By DON McINTOSH
It wasn’t official as of press time, but on Feb. 7 the news broke and was widely reported that former union leader Marty Walsh will be stepping down as U.S. labor secretary to take a job as executive director of the National Hockey League Players’ Association (NHLPA) at a salary expected to be about $3 million a year.
Walsh, 55, was mayor of Boston when Joe Biden named him Labor Secretary in January 2021. Before that, he was president of Laborers Local 223 and secretary-treasurer of the Boston Building Trades Council. He was the first union member to serve as labor secretary since 1977.
As labor secretary, he’s been in charge of over 17,000 federal employees who administer and enforce over 180 federal laws, including laws on minimum wage and overtime, occupational safety and health, workers’ compensation, and Davis-Bacon prevailing wage. Now he’ll lead collective bargaining for 725 professional hockey players in Canada and the United States when their contract comes up for renegotiation in 2026. NHLPA is not an affiliate of the AFL-CIO. Walsh is a big fan of the Boston Bruins hockey team.
Walsh was the only Biden cabinet member not present at the Feb. 7 State of the Union address. Instead, he was listed as the ‘designated survivor’—due to become president in the event a catastrophe took the lives of the president, vice president, and nine others more senior in the line of succession.
At press time, there was no indication yet of who Biden will nominate to replace Walsh. Speculation was that he might appoint deputy labor secretary Julie Su, former California Labor Secretary. But former House Speaker Nancy Pelosi (D-Calif.) was reportedly pushing Sean Patrick Maloney, a former software company executive and six-term New York Congressman who lost re-election in 2022. Senator Bernie Sanders, head of the Senate Labor Committee and a strong labor ally, was urging Biden to consider flight attendants union leader Sara Nelson, or former Clinton-administration Labor Secretary Robert Reich.

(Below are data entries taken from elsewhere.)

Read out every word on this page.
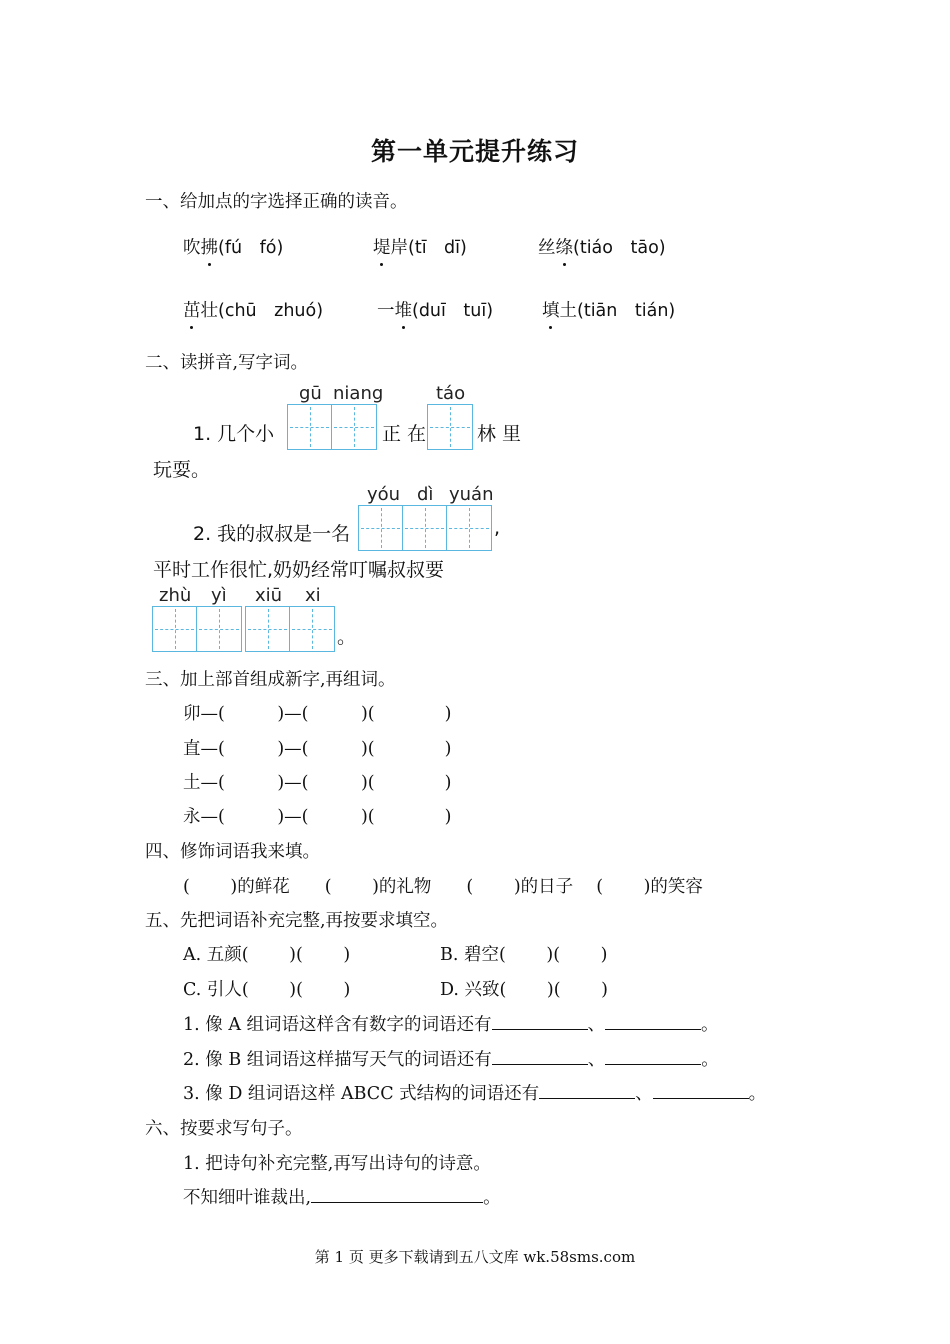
第一单元提升练习
一、给加点的字选择正确的读音。
吹拂(fú　fó)	堤岸(tī　dī)	丝绦(tiáo　tāo)
茁壮(chū　zhuó)	一堆(duī　tuī)	填土(tiān　tián)
二、读拼音,写字词。
gū niang	táo
1. 几个小	正 在	林 里
玩耍。
yóu dì yuán
2. 我的叔叔是一名	,
平时工作很忙,奶奶经常叮嘱叔叔要
zhù yì xiū xi
。
三、加上部首组成新字,再组词。
卯—(　　　)—(　　　)(　　　　)
直—(　　　)—(　　　)(　　　　)
土—(　　　)—(　　　)(　　　　)
永—(　　　)—(　　　)(　　　　)
四、修饰词语我来填。
(　　 )的鲜花　　(　　 )的礼物　　(　　 )的日子　 (　　 )的笑容
五、先把词语补充完整,再按要求填空。
A. 五颜(　　 )(　　 )	B. 碧空(　　 )(　　 )
C. 引人(　　 )(　　 )	D. 兴致(　　 )(　　 )
1. 像 A 组词语这样含有数字的词语还有	、	。
2. 像 B 组词语这样描写天气的词语还有	、	。
3. 像 D 组词语这样 ABCC 式结构的词语还有	、	。
六、按要求写句子。
1. 把诗句补充完整,再写出诗句的诗意。
不知细叶谁裁出,	。
第 1 页 更多下载请到五八文库 wk.58sms.com
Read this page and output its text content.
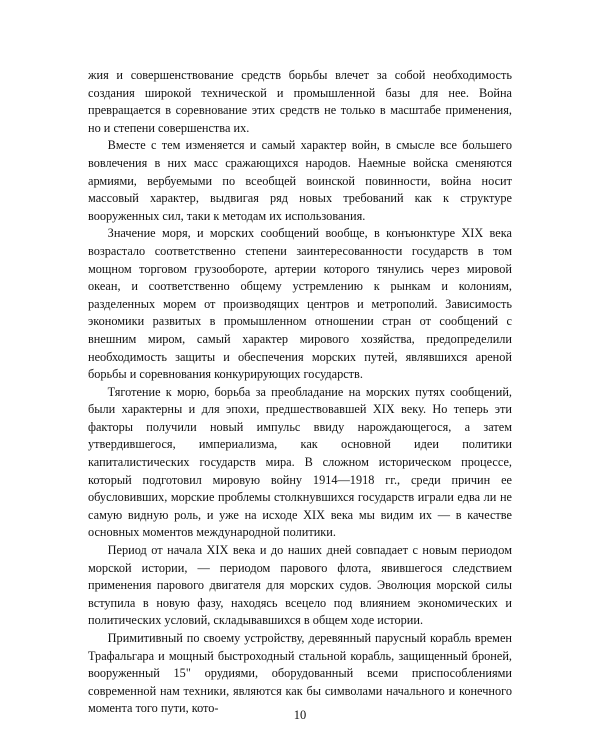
жия и совершенствование средств борьбы влечет за собой необходимость создания широкой технической и промышленной базы для нее. Война превращается в соревнование этих средств не только в масштабе применения, но и степени совершенства их.

Вместе с тем изменяется и самый характер войн, в смысле все большего вовлечения в них масс сражающихся народов. Наемные войска сменяются армиями, вербуемыми по всеобщей воинской повинности, война носит массовый характер, выдвигая ряд новых требований как к структуре вооруженных сил, таки к методам их использования.

Значение моря, и морских сообщений вообще, в конъюнктуре XIX века возрастало соответственно степени заинтересованности государств в том мощном торговом грузообороте, артерии которого тянулись через мировой океан, и соответственно общему устремлению к рынкам и колониям, разделенных морем от производящих центров и метрополий. Зависимость экономики развитых в промышленном отношении стран от сообщений с внешним миром, самый характер мирового хозяйства, предопределили необходимость защиты и обеспечения морских путей, являвшихся ареной борьбы и соревнования конкурирующих государств.

Тяготение к морю, борьба за преобладание на морских путях сообщений, были характерны и для эпохи, предшествовавшей XIX веку. Но теперь эти факторы получили новый импульс ввиду нарождающегося, а затем утвердившегося, империализма, как основной идеи политики капиталистических государств мира. В сложном историческом процессе, который подготовил мировую войну 1914—1918 гг., среди причин ее обусловивших, морские проблемы столкнувшихся государств играли едва ли не самую видную роль, и уже на исходе XIX века мы видим их — в качестве основных моментов международной политики.

Период от начала XIX века и до наших дней совпадает с новым периодом морской истории, — периодом парового флота, явившегося следствием применения парового двигателя для морских судов. Эволюция морской силы вступила в новую фазу, находясь всецело под влиянием экономических и политических условий, складывавшихся в общем ходе истории.

Примитивный по своему устройству, деревянный парусный корабль времен Трафальгара и мощный быстроходный стальной корабль, защищенный броней, вооруженный 15" орудиями, оборудованный всеми приспособлениями современной нам техники, являются как бы символами начального и конечного момента того пути, кото-	10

Walsh is the first member of the Biden cabinet to step down. Labor secretaries normally serve at least a full four-year presidential term, but during the presidency of George H. W. Bush, Labor Secretary Elizabeth Dole resigned two years in to become the president of the American Red Cross. And in the Donald Trump administration, Labor Secretary Alex Acosta resigned after two and a half years in the wake of a scandal over a secret plea deal that he had arranged with sex trafficker Jeffrey Epstein while Acosta was a federal prosecutor in Florida.